# Bumper pull Vs. Gooseneck



## PrivatePilot (Dec 7, 2009)

Gooseneck / 5th wheel is dramatically more stable, number 1 thing in my books.

They ride better. Buy a GN with axles towards the back of the trailer and they ride *dramatically* better vs a centre-axled tag trailer. 

You can get into/out of tight places easier because you can turn them dramatically tighter vs a bumper pull.

Longer trailer doesn't mean longer overall length because a lot of the trailer overlaps the truck.

The gooseneck area inside the trailer is a nice dry (and usually far more spacious vs any tag trailer) place to store keep stuff out of the weather. 

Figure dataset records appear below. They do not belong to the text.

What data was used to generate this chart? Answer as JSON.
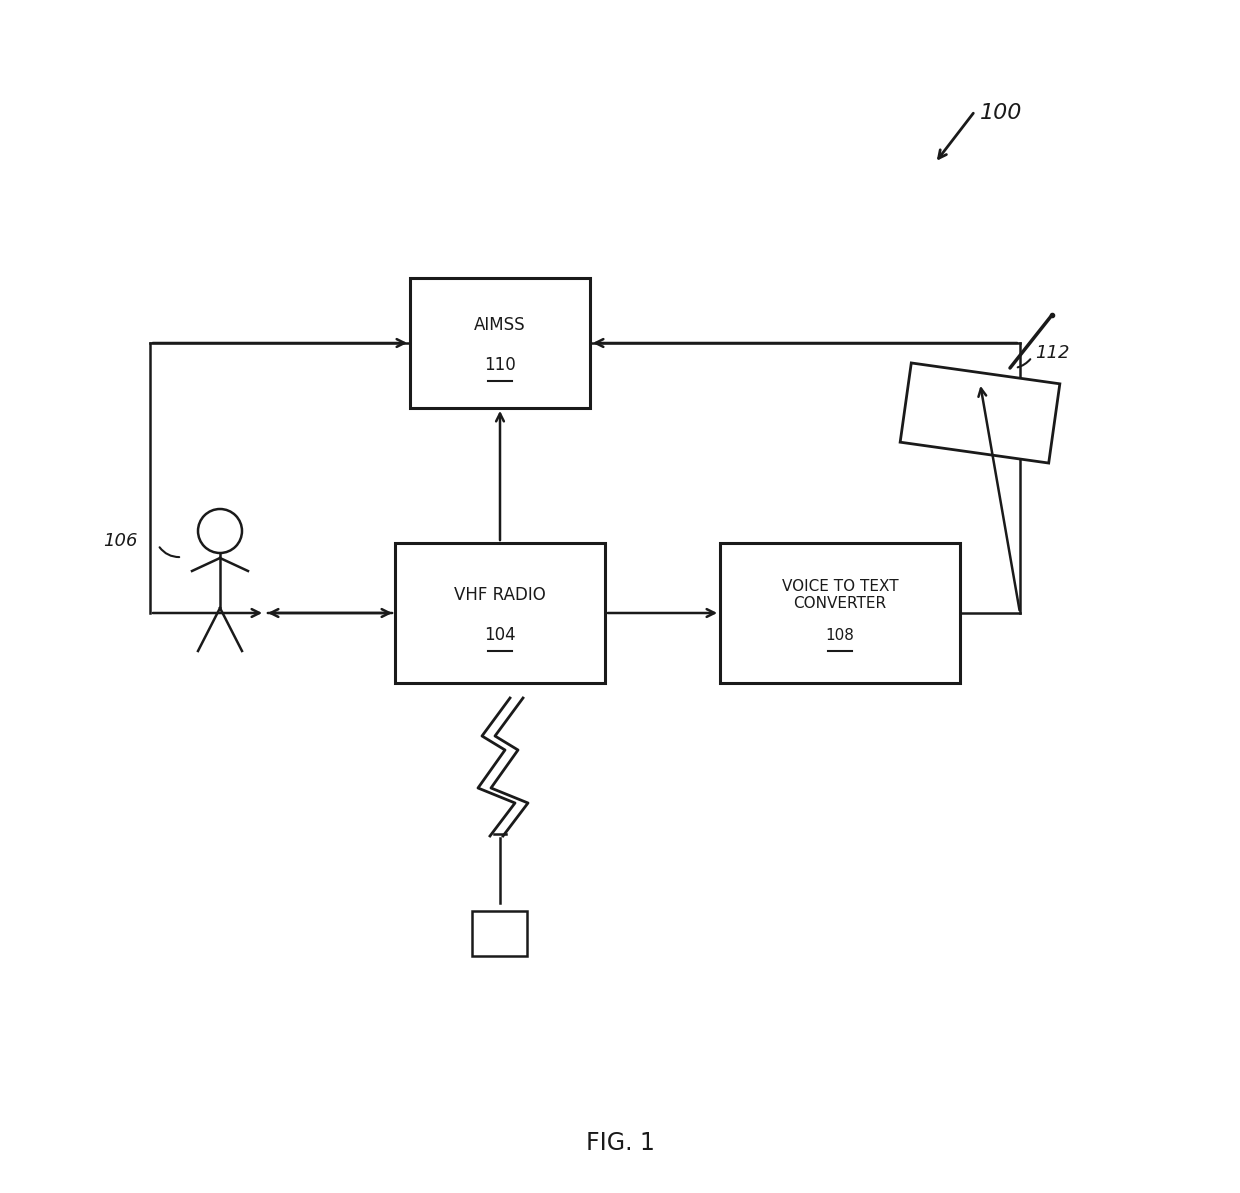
{
  "bg_color": "#ffffff",
  "line_color": "#1a1a1a",
  "fig_label": "FIG. 1",
  "ref_100": "100",
  "ref_104": "104",
  "ref_106": "106",
  "ref_108": "108",
  "ref_110": "110",
  "ref_112": "112",
  "box_aimss_label": "AIMSS",
  "box_aimss_num": "110",
  "box_vhf_label": "VHF RADIO",
  "box_vhf_num": "104",
  "box_voice_label": "VOICE TO TEXT\nCONVERTER",
  "box_voice_num": "108"
}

Just be sure your truck is up the realities of a GN trailer. The pin/ball weights are *signifigantly* more than a tag trailer and can overwhelm a half ton very easily into unsafe territory. If it's a rear-axled GN configuration this is even more dramatic and can easily put you into dually truck territory based on pinweights, so pick your trailer wisely based on your trucks capabilities.


----------



## smrobs (Jul 30, 2008)

I adore goosenecks. Unfortunately, I only have a bumper pull right now.


----------



## DuckDodgers (May 28, 2013)

PrivatePilot said:


> Gooseneck / 5th wheel is dramatically more stable, number 1 thing in my books.
> 
> They ride better. Buy a GN with axles towards the back of the trailer and they ride *dramatically* better vs a centre-axled tag trailer.
> 
> ...


This is basically what I've heard. Gooseneck is generally a better option if your truck can handle it, but don't overload your truck for the sake of having one. That's not from personal experience, though... just what I've heard from horse trailer folks.


----------



## CAP (Jun 18, 2014)

Thanks everyone for your opinions, defiantly sounds like the gooseneck would be the best choice, my biggest downfall with it is you loose the ability to use your box but the pros out way the cons.. 
The couple trailers I'm looking at defiantly aren't pushing the limit of my truck, I come from a long line of truckers, so I keep on top of my weights specially since I'll be hauling my babies!


----------



## smrobs (Jul 30, 2008)

Sometimes what you would have hauled in the box will fit in the nose.


----------



## PrivatePilot (Dec 7, 2009)

CAP said:


> my biggest downfall with it is you loose the ability to use your box


Not necessarilly, the footprint of a gooseneck in the back of the truck is very small. Yes, you couldn't haul a round bale with you, but you can still get 4 or 5 squares (or whatever else you want) back there no problem. Just be sure to secure anything light, GN's/5'th wheels create weird wind currents in the bed and will suck out or toss around lighter items.


----------



## CAP (Jun 18, 2014)

For the most part all I'd use the box for is hay, but my husband and I have been considering moving to the states (he's from there) so it would have been nice to have the room in the box for the move if we do go, if not it's not a huge loss to me, it's more him not liking the idea which I'm unsure why. I know for sure for that long of a haul I would defiantly want a gooseneck, possibly moving there is why I'm allowed to update my trailer now, my husband told me I'd have to sell one of the horses for us to take them down there since we only have a 2 horse trailer right now, but I told him I can't part with anyone lol.


----------